In many ways, the Jawbone Up is like a modern pedometer. Sync it to your smartphone app and it will show you how many steps you've taken and how many calories you've burned. The app stores your data, so you can see charts of your recent activity. Find out if you've walked 10,000 steps today.

In addition to exercise, the Up tracks your sleep habits. The app displays a bar chart of sleep quality, showing you when you got your deepest sleep and how many times you woke up. Set an approximate alarm time and the Up will vibrate when you'll wake up feeling refreshed. It can also be used to optimize power naps.

Track your dietary habits with the app as well. Scan a barcode and it will display a daily dietary breakdown. The app also lets you add friends to your "team" so they can see what you're up to. That's assuming you want them to know when you went to bed.

The Fitbit Flex has many similarities to the Jawbone Up. There's definitely no need to wear both. Like the Up, the Fitbit tracks activity and sleeping habits. However, the Fitbit syncs through Bluetooth. The Up required you to connect the device to your phone.

Unlike the Up, the Flex is adjustable. You can make it tighter after you've lost all that weight! If you get tired of your color, you can remove the electronics and put it in a different color Flex band. Yet the Flex battery lasts five to seven days, instead of the Up's 10.

Like the Up, the Flex has an app instead of a digital display. It keeps track of how many steps you take each day. It also tells you how long you slept each night. It lets you sync with your friend's data so that you can compare notes. But at $99, the Fitbit Flex is a little less expensive than the $129 that the Jawbone Up will cost you.

The Basis Band is also a health monitor that you wear around your wrist. However, unlike the Jawbone Up and Fitbit Flex, the Basis Band has a screen. There's no need to look at an app to see the basics. The Basis also doubles as a watch, since it displays the time.

Like the Jawbone Up and Fitbit Flex, the Basis Band tracks steps taken and calories burned. It also keeps tabs on sleeping habits. Yet unlike the others, the Basis Band also tracks heart rate. It tracks skin temperature as well.

Although it originally looked like a basic sports watch, the Basis Band recently unveiled new designs. The artsy patterns attempt to make the band more fashionable. It's more expensive than the other products in the market though. The Basis Band retails for $199.

While iOS users eagerly await the eventual release of the rumored "iWatch," Android users already have a sleek smartwatch available. Instead of checking your phone for updates, the Sony ( SNE) SmartWatch sends notifications to your wrist. Or you can take it out of the band and clip it to your clothing.

Use the SmartWatch to see who's calling you and send it to voicemail. You can even answer it with a headset. Use the watch to check your email and see your Facebook ( FB)/ Twitter. It allows you to check your calendar as well. The watch also lets you reply to texts with a default away message.

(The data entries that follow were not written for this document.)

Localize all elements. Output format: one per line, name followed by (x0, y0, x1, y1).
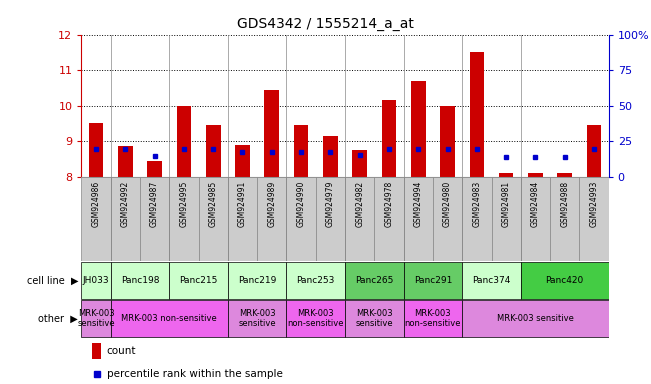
Bar (411, 81, 426, 177)
Text: cell line  ▶: cell line ▶ (27, 275, 78, 285)
Text: MRK-003
non-sensitive: MRK-003 non-sensitive (288, 309, 344, 328)
Text: Panc265: Panc265 (355, 276, 393, 285)
Bar (345, 262, 404, 299)
Text: count: count (107, 346, 136, 356)
Bar (381, 100, 396, 177)
Bar (147, 161, 162, 177)
Text: Panc291: Panc291 (414, 276, 452, 285)
Bar (374, 177, 404, 261)
Text: GDS4342 / 1555214_a_at: GDS4342 / 1555214_a_at (237, 17, 414, 31)
Bar (462, 177, 492, 261)
Text: GSM924981: GSM924981 (502, 181, 510, 227)
Bar (206, 125, 221, 177)
Bar (235, 145, 250, 177)
Text: GSM924980: GSM924980 (443, 181, 452, 227)
Bar (579, 177, 609, 261)
Text: GSM924984: GSM924984 (531, 181, 540, 227)
Bar (257, 177, 286, 261)
Bar (169, 177, 199, 261)
Bar (469, 52, 484, 177)
Bar (404, 300, 462, 337)
Bar (228, 262, 286, 299)
Text: GSM924978: GSM924978 (385, 181, 393, 227)
Bar (286, 300, 345, 337)
Bar (286, 262, 345, 299)
Text: MRK-003 non-sensitive: MRK-003 non-sensitive (121, 314, 217, 323)
Bar (521, 177, 550, 261)
Bar (462, 300, 609, 337)
Text: GSM924990: GSM924990 (297, 181, 305, 227)
Bar (140, 177, 169, 261)
Text: MRK-003
sensitive: MRK-003 sensitive (355, 309, 393, 328)
Bar (550, 177, 579, 261)
Bar (228, 177, 257, 261)
Text: GSM924979: GSM924979 (326, 181, 335, 227)
Bar (499, 173, 514, 177)
Bar (316, 177, 345, 261)
Bar (528, 173, 543, 177)
Text: other  ▶: other ▶ (38, 314, 78, 324)
Bar (169, 262, 228, 299)
Text: JH033: JH033 (83, 276, 109, 285)
Text: percentile rank within the sample: percentile rank within the sample (107, 369, 283, 379)
Bar (345, 300, 404, 337)
Text: GSM924993: GSM924993 (590, 181, 598, 227)
Bar (440, 106, 455, 177)
Text: GSM924983: GSM924983 (473, 181, 481, 227)
Text: GSM924992: GSM924992 (121, 181, 130, 227)
Text: GSM924982: GSM924982 (355, 181, 364, 227)
Bar (404, 177, 433, 261)
Bar (111, 262, 169, 299)
Bar (228, 300, 286, 337)
Bar (286, 177, 316, 261)
Text: Panc198: Panc198 (120, 276, 159, 285)
Text: Panc215: Panc215 (180, 276, 217, 285)
Bar (492, 177, 521, 261)
Text: GSM924988: GSM924988 (561, 181, 569, 227)
Text: MRK-003
sensitive: MRK-003 sensitive (77, 309, 115, 328)
Bar (264, 89, 279, 177)
Text: GSM924987: GSM924987 (150, 181, 159, 227)
Bar (323, 136, 338, 177)
Bar (81, 300, 111, 337)
Bar (404, 262, 462, 299)
Bar (462, 262, 521, 299)
Bar (81, 177, 111, 261)
Bar (118, 146, 133, 177)
Text: GSM924989: GSM924989 (268, 181, 276, 227)
Bar (89, 123, 104, 177)
Bar (92, 343, 102, 359)
Bar (294, 125, 309, 177)
Bar (111, 177, 140, 261)
Bar (345, 177, 374, 261)
Bar (352, 150, 367, 177)
Text: GSM924986: GSM924986 (92, 181, 100, 227)
Text: MRK-003
sensitive: MRK-003 sensitive (238, 309, 276, 328)
Text: MRK-003
non-sensitive: MRK-003 non-sensitive (405, 309, 461, 328)
Text: GSM924985: GSM924985 (209, 181, 217, 227)
Text: GSM924991: GSM924991 (238, 181, 247, 227)
Text: Panc374: Panc374 (473, 276, 510, 285)
Text: Panc219: Panc219 (238, 276, 276, 285)
Bar (557, 173, 572, 177)
Bar (111, 300, 228, 337)
Text: Panc253: Panc253 (297, 276, 335, 285)
Bar (433, 177, 462, 261)
Bar (587, 125, 602, 177)
Bar (176, 106, 191, 177)
Bar (199, 177, 228, 261)
Text: MRK-003 sensitive: MRK-003 sensitive (497, 314, 574, 323)
Text: GSM924995: GSM924995 (180, 181, 188, 227)
Bar (81, 262, 111, 299)
Bar (521, 262, 609, 299)
Text: GSM924994: GSM924994 (414, 181, 422, 227)
Text: Panc420: Panc420 (546, 276, 584, 285)
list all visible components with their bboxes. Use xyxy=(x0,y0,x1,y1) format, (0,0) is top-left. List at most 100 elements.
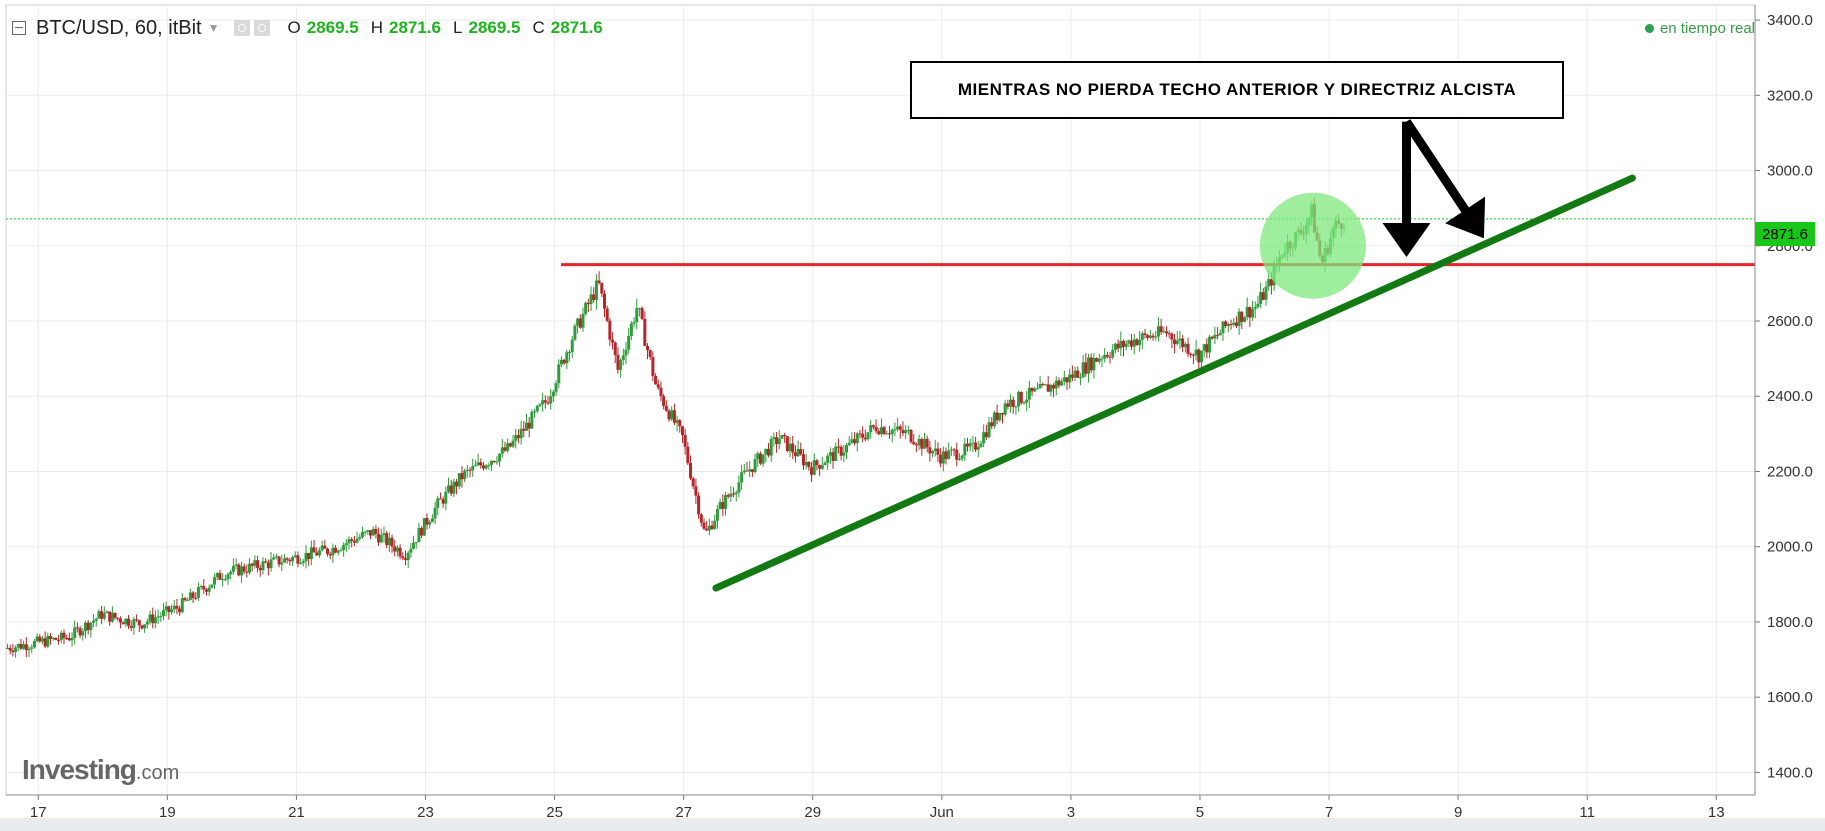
candle-up xyxy=(261,561,265,571)
candle-down xyxy=(785,436,789,451)
candle-down xyxy=(127,618,131,626)
candle-down xyxy=(818,465,822,469)
candle-down xyxy=(8,647,12,651)
gear-icon[interactable] xyxy=(253,20,270,36)
chevron-down-icon[interactable]: ▼ xyxy=(207,21,220,35)
y-tick-label: 1600.0 xyxy=(1767,689,1813,706)
candle-up xyxy=(976,447,980,450)
y-tick-label: 2600.0 xyxy=(1767,313,1813,330)
plot-frame xyxy=(5,4,1756,796)
candle-up xyxy=(145,621,149,625)
candle-down xyxy=(839,446,843,456)
candle-down xyxy=(183,598,187,601)
candle-down xyxy=(352,540,356,543)
candle-down xyxy=(1165,331,1169,334)
live-dot-icon xyxy=(1644,24,1654,33)
candle-down xyxy=(1095,358,1099,362)
candle-up xyxy=(430,518,434,523)
logo-main: Investing xyxy=(22,754,137,785)
candle-up xyxy=(707,525,711,531)
candle-up xyxy=(320,545,324,551)
candle-up xyxy=(234,564,238,566)
candle-up xyxy=(1027,387,1031,400)
candle-up xyxy=(549,396,553,404)
candle-down xyxy=(135,619,139,621)
candle-up xyxy=(847,442,851,446)
ohlc-close-key: C xyxy=(532,18,545,37)
x-tick-label: 27 xyxy=(675,804,692,821)
candle-down xyxy=(1105,354,1109,357)
candle-down xyxy=(522,428,526,431)
candle-down xyxy=(815,460,819,466)
candle-up xyxy=(6,647,9,649)
candle-up xyxy=(866,432,870,440)
candle-up xyxy=(30,647,34,649)
candle-down xyxy=(204,589,208,592)
candle-down xyxy=(944,451,948,459)
candle-down xyxy=(984,432,988,438)
candle-up xyxy=(1267,279,1271,287)
candle-up xyxy=(1014,406,1018,408)
candle-down xyxy=(882,427,886,435)
candle-up xyxy=(535,405,539,412)
investing-logo: Investing.com xyxy=(22,754,179,786)
highlight-circle xyxy=(1259,192,1366,299)
candle-up xyxy=(14,647,18,653)
candle-down xyxy=(543,400,547,403)
candle-up xyxy=(748,469,752,472)
candle-down xyxy=(425,518,429,525)
candle-down xyxy=(455,481,459,487)
candle-up xyxy=(729,493,733,497)
candle-down xyxy=(1135,339,1139,345)
candle-up xyxy=(124,618,128,625)
candle-down xyxy=(807,461,811,468)
collapse-icon[interactable] xyxy=(12,21,26,35)
candle-up xyxy=(309,547,313,560)
symbol-label[interactable]: BTC/USD, 60, itBit xyxy=(36,16,202,39)
candle-up xyxy=(35,636,39,641)
candle-up xyxy=(1175,340,1179,345)
candle-up xyxy=(239,566,243,576)
candle-up xyxy=(70,637,74,641)
x-tick-label: 9 xyxy=(1454,804,1462,821)
candle-up xyxy=(557,364,561,384)
candle-up xyxy=(1232,322,1236,325)
candle-down xyxy=(1261,292,1265,300)
candle-down xyxy=(1019,391,1023,403)
candle-up xyxy=(1264,286,1268,300)
candle-down xyxy=(888,433,892,435)
candle-up xyxy=(143,624,147,629)
candle-up xyxy=(186,600,190,602)
candle-up xyxy=(199,586,203,588)
candle-up xyxy=(339,550,343,552)
candle-down xyxy=(758,453,762,464)
candle-up xyxy=(22,644,26,649)
candle-up xyxy=(188,592,192,601)
candle-up xyxy=(105,611,109,614)
candle-up xyxy=(89,622,93,631)
candle-down xyxy=(1146,335,1150,339)
candle-up xyxy=(723,495,727,509)
candle-down xyxy=(1052,384,1056,389)
candle-down xyxy=(288,559,292,562)
candle-down xyxy=(877,431,881,435)
candle-down xyxy=(503,447,507,451)
candle-up xyxy=(490,460,494,466)
candle-up xyxy=(81,631,85,636)
candle-up xyxy=(170,609,174,613)
candle-down xyxy=(19,643,23,649)
candle-down xyxy=(1197,349,1201,363)
candle-down xyxy=(914,444,918,446)
eye-icon[interactable] xyxy=(233,20,250,36)
candle-up xyxy=(568,351,572,353)
candle-up xyxy=(282,558,286,563)
candle-up xyxy=(570,339,574,352)
candle-up xyxy=(452,481,456,494)
candle-down xyxy=(858,433,862,435)
candle-up xyxy=(1035,388,1039,390)
candle-up xyxy=(387,537,391,546)
candle-up xyxy=(366,530,370,532)
candle-down xyxy=(605,308,609,321)
candle-up xyxy=(301,561,305,564)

The design looks like a modern sports watch. It has a digital display and metallic rounded edges. It's small, measuring 1.4 inches by 1.4 inches. It's also light, weighing .55 ounces. It comes in black, but you can buy other colors for an additional cost.

It's not available for all Android phones yet. It works with Sony's Xperia line of smartphones. It also works on some Samsung, Motorola and HTC phones. It retails for at least $85.